Wo? 14:00 Uhr Demo-Beginn am HH-Hauptbahnhof/Hachmannplatz 16:30-18:00 Uhr Abschlusskundgebung und Infostände beim Grünen Jäger

Was? MARCH AGAINST MONSANTO/BAYER: Friedlicher bunter Protestmarsch für freies Saatgut, für die Kennzeichnung von genetisch modifizierten Lebensmitteln und gegen Glyphosat, Neonikotinoide und die Monopolstellung von Konzernen, die unsere Nahrung und unsere Umwelt vergiften. Auch eine Erdbeeren-Armee aus kostümierten Kindern wird vor Ort sein.

Die Welt gegen Monsanto – Tragödie zweiter Teil 16.05.2018, Hamburg, New York, Buenos Aires. Alljährlich demonstrieren beim MARCH AGAINST MONSANTO Tausende Menschen weltweit zeitgleich in Hunderten Städten gegen den Chemie-Konzern Monsanto und für eine nachhaltige, ökologische und faire Landwirtschaft. Der MARCH AGAINST MONSANTO hat bereits Tradition - und doch ist das Thema aktueller denn je: Die Giganten-Fusion von Monsanto und Bayer, die Verlängerte Zulassung von Glyphosat in der EU, sowie neue Studien zu Neonikotinoiden sorgen pausenlos für Aufregung. Am 19. Mai geht der Protest in eine neue Runde.

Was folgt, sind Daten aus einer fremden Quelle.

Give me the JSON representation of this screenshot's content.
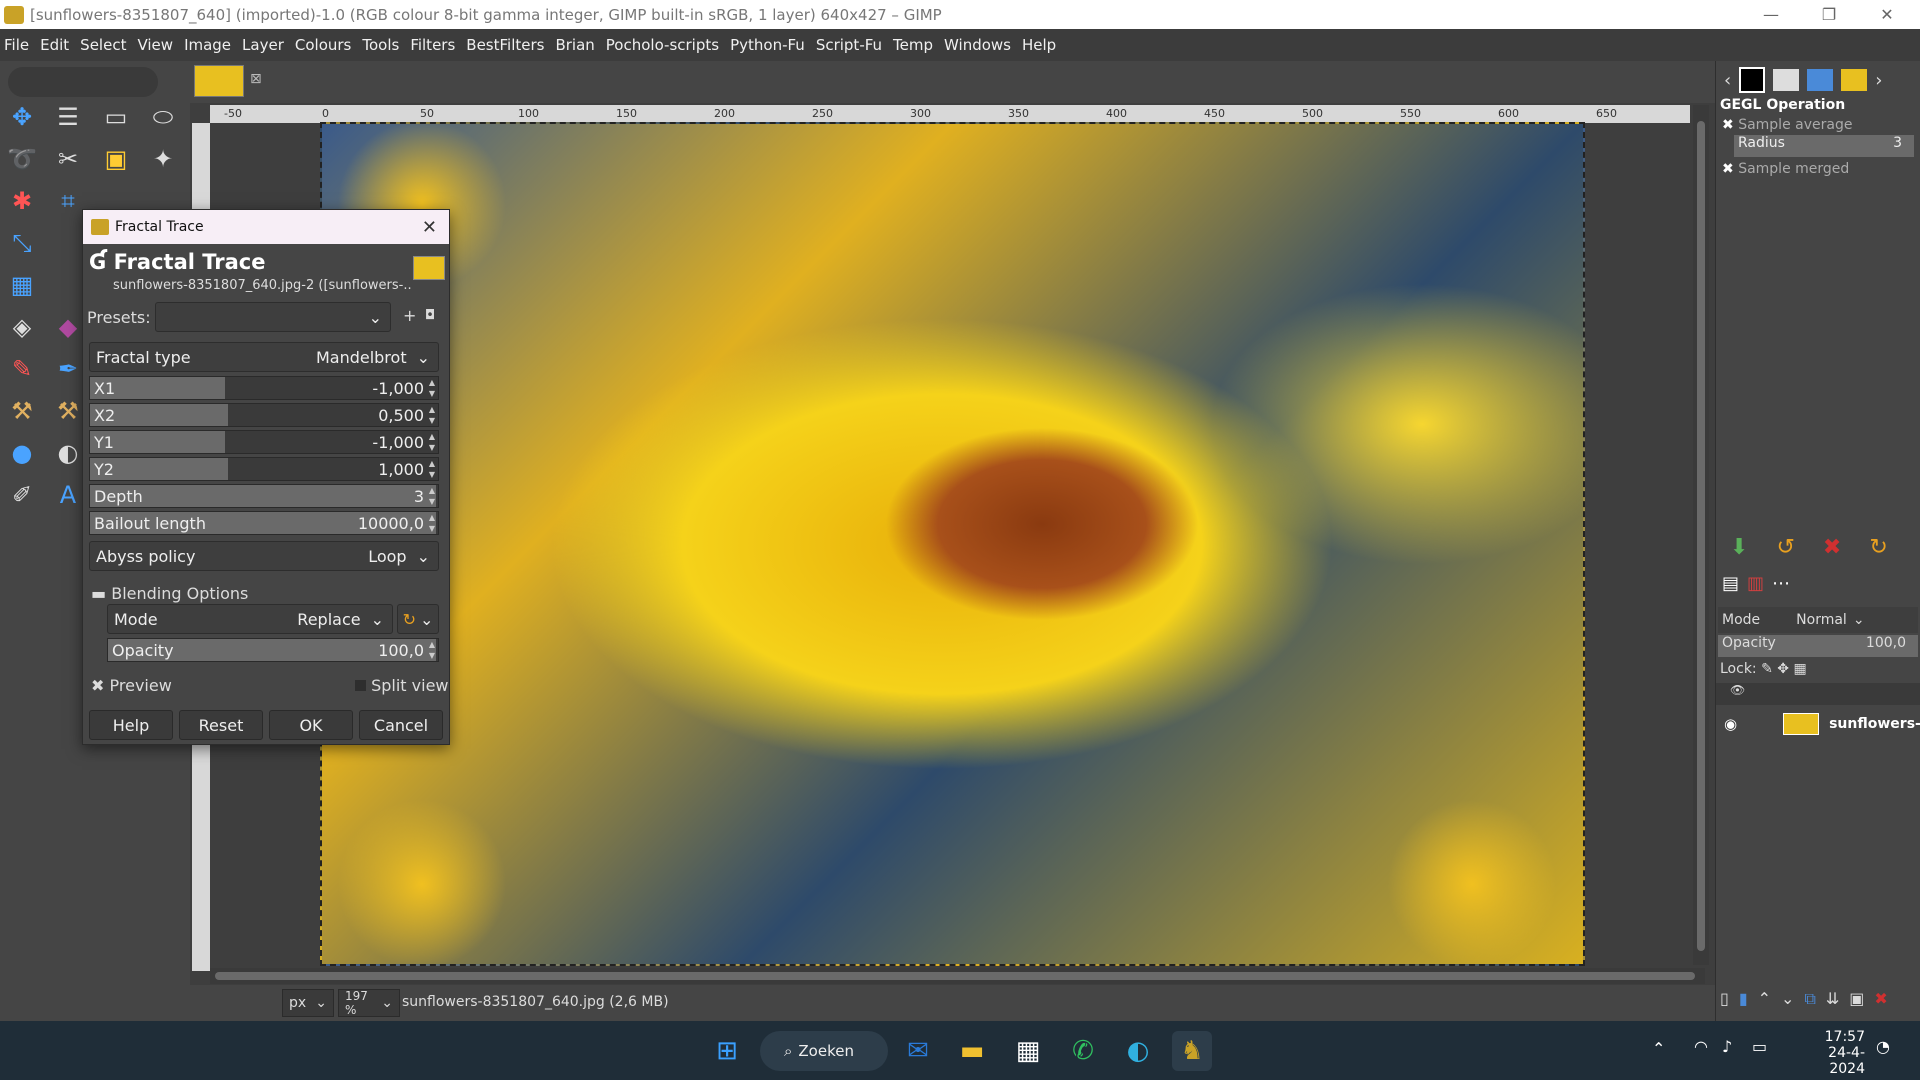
{
  "window": {
    "title": "[sunflowers-8351807_640] (imported)-1.0 (RGB colour 8-bit gamma integer, GIMP built-in sRGB, 1 layer) 640x427 – GIMP"
  },
  "menu": [
    "File",
    "Edit",
    "Select",
    "View",
    "Image",
    "Layer",
    "Colours",
    "Tools",
    "Filters",
    "BestFilters",
    "Brian",
    "Pocholo-scripts",
    "Python-Fu",
    "Script-Fu",
    "Temp",
    "Windows",
    "Help"
  ],
  "ruler": {
    "labels": [
      "-50",
      "0",
      "50",
      "100",
      "150",
      "200",
      "250",
      "300",
      "350",
      "400",
      "450",
      "500",
      "550",
      "600",
      "650"
    ]
  },
  "status": {
    "unit": "px",
    "zoom": "197 %",
    "file_info": "sunflowers-8351807_640.jpg (2,6 MB)"
  },
  "right_panel": {
    "title": "GEGL Operation",
    "sample_average": "Sample average",
    "radius_label": "Radius",
    "radius_value": "3",
    "sample_merged": "Sample merged",
    "mode_label": "Mode",
    "mode_value": "Normal",
    "opacity_label": "Opacity",
    "opacity_value": "100,0",
    "lock_label": "Lock:",
    "layer_name": "sunflowers-"
  },
  "dialog": {
    "window_title": "Fractal Trace",
    "heading": "Fractal Trace",
    "subtitle": "sunflowers-8351807_640.jpg-2 ([sunflowers-...",
    "presets_label": "Presets:",
    "fractal_type_label": "Fractal type",
    "fractal_type_value": "Mandelbrot",
    "x1": {
      "label": "X1",
      "value": "-1,000",
      "fraction": 0.39
    },
    "x2": {
      "label": "X2",
      "value": "0,500",
      "fraction": 0.4
    },
    "y1": {
      "label": "Y1",
      "value": "-1,000",
      "fraction": 0.39
    },
    "y2": {
      "label": "Y2",
      "value": "1,000",
      "fraction": 0.4
    },
    "depth": {
      "label": "Depth",
      "value": "3",
      "fraction": 1.0
    },
    "bailout": {
      "label": "Bailout length",
      "value": "10000,0",
      "fraction": 1.0
    },
    "abyss_label": "Abyss policy",
    "abyss_value": "Loop",
    "blending_label": "Blending Options",
    "mode_label": "Mode",
    "mode_value": "Replace",
    "opacity": {
      "label": "Opacity",
      "value": "100,0",
      "fraction": 1.0
    },
    "preview_label": "Preview",
    "split_view_label": "Split view",
    "buttons": {
      "help": "Help",
      "reset": "Reset",
      "ok": "OK",
      "cancel": "Cancel"
    }
  },
  "taskbar": {
    "search_label": "Zoeken",
    "time": "17:57",
    "date": "24-4-2024"
  }
}
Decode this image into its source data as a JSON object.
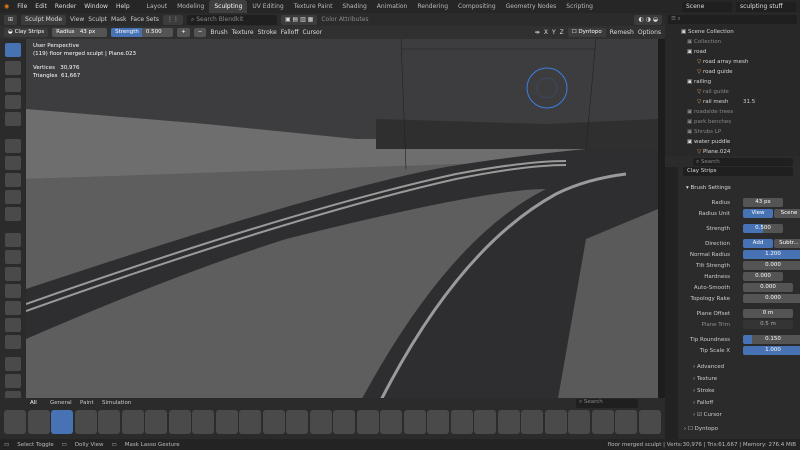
{
  "topbar": {
    "menus": [
      "File",
      "Edit",
      "Render",
      "Window",
      "Help"
    ],
    "workspaces": [
      "Layout",
      "Modeling",
      "Sculpting",
      "UV Editing",
      "Texture Paint",
      "Shading",
      "Animation",
      "Rendering",
      "Compositing",
      "Geometry Nodes",
      "Scripting"
    ],
    "active_workspace": "Sculpting",
    "scene": "Scene",
    "view_layer": "sculpting stuff"
  },
  "header": {
    "mode": "Sculpt Mode",
    "menus": [
      "View",
      "Sculpt",
      "Mask",
      "Face Sets"
    ],
    "search_placeholder": "Search Blendkit",
    "color_attributes": "Color Attributes",
    "dyntopo": "Dyntopo",
    "remesh": "Remesh",
    "options": "Options"
  },
  "toolheader": {
    "brush": "Clay Strips",
    "radius_label": "Radius",
    "radius": "43 px",
    "strength_label": "Strength",
    "strength": "0.500",
    "menus": [
      "Brush",
      "Texture",
      "Stroke",
      "Falloff",
      "Cursor"
    ],
    "axes": [
      "X",
      "Y",
      "Z"
    ]
  },
  "viewport": {
    "view": "User Perspective",
    "object": "(119) floor merged sculpt | Plane.023",
    "vertices_label": "Vertices",
    "vertices": "30,976",
    "triangles_label": "Triangles",
    "triangles": "61,667"
  },
  "brushbar": {
    "tabs": [
      "All",
      "General",
      "Paint",
      "Simulation"
    ],
    "search_placeholder": "Search",
    "brush_count": 28
  },
  "outliner": {
    "search_placeholder": "Search",
    "root": "Scene Collection",
    "items": [
      "Collection",
      "road",
      "road array mesh",
      "road guide",
      "railing",
      "rail guide",
      "rail mesh",
      "roadside trees",
      "park benches",
      "Shrubs LP",
      "water puddle",
      "Plane.024"
    ],
    "badge": "31.5"
  },
  "properties": {
    "active_brush": "Clay Strips",
    "section": "Brush Settings",
    "radius_label": "Radius",
    "radius": "43 px",
    "radius_unit_label": "Radius Unit",
    "radius_unit_view": "View",
    "radius_unit_scene": "Scene",
    "strength_label": "Strength",
    "strength": "0.500",
    "direction_label": "Direction",
    "direction_add": "Add",
    "direction_sub": "Subtr...",
    "normal_radius_label": "Normal Radius",
    "normal_radius": "1.200",
    "tilt_strength_label": "Tilt Strength",
    "tilt_strength": "0.000",
    "hardness_label": "Hardness",
    "hardness": "0.000",
    "auto_smooth_label": "Auto-Smooth",
    "auto_smooth": "0.000",
    "topology_rake_label": "Topology Rake",
    "topology_rake": "0.000",
    "plane_offset_label": "Plane Offset",
    "plane_offset": "0 m",
    "plane_trim_label": "Plane Trim",
    "plane_trim": "0.5 m",
    "tip_roundness_label": "Tip Roundness",
    "tip_roundness": "0.150",
    "tip_scale_label": "Tip Scale X",
    "tip_scale": "1.000",
    "subpanels": [
      "Advanced",
      "Texture",
      "Stroke",
      "Falloff",
      "Cursor",
      "Dyntopo"
    ]
  },
  "statusbar": {
    "select": "Select Toggle",
    "dolly": "Dolly View",
    "mask": "Mask Lasso Gesture",
    "stats": "floor merged sculpt | Verts:30,976 | Tris:61,667 | Memory: 276.4 MiB"
  },
  "colors": {
    "accent": "#4772b3",
    "bg": "#1d1d1d",
    "panel": "#2b2b2b"
  }
}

Auch in Hamburg werden zahlreiche Demonstranten erwartet. Organisiert wird die Demonstration in Hamburg von machbar e.V.. Es wird ein friedlicher Protestmarsch mit bunten Plakaten und Kostümen und einer Erdbeeren-Armee aus verkleideten Kindern. Die Veranstalter setzen sich für eine nachhaltige, faire Landwirtschaft ein, die unsere Umwelt, das Klima und somit unsere Lebensgrundlagen mit Respekt behandelt. Sie fordern weitere Studien zu den Gefahren vom GVOs (gentechnisch veränderten Organismen).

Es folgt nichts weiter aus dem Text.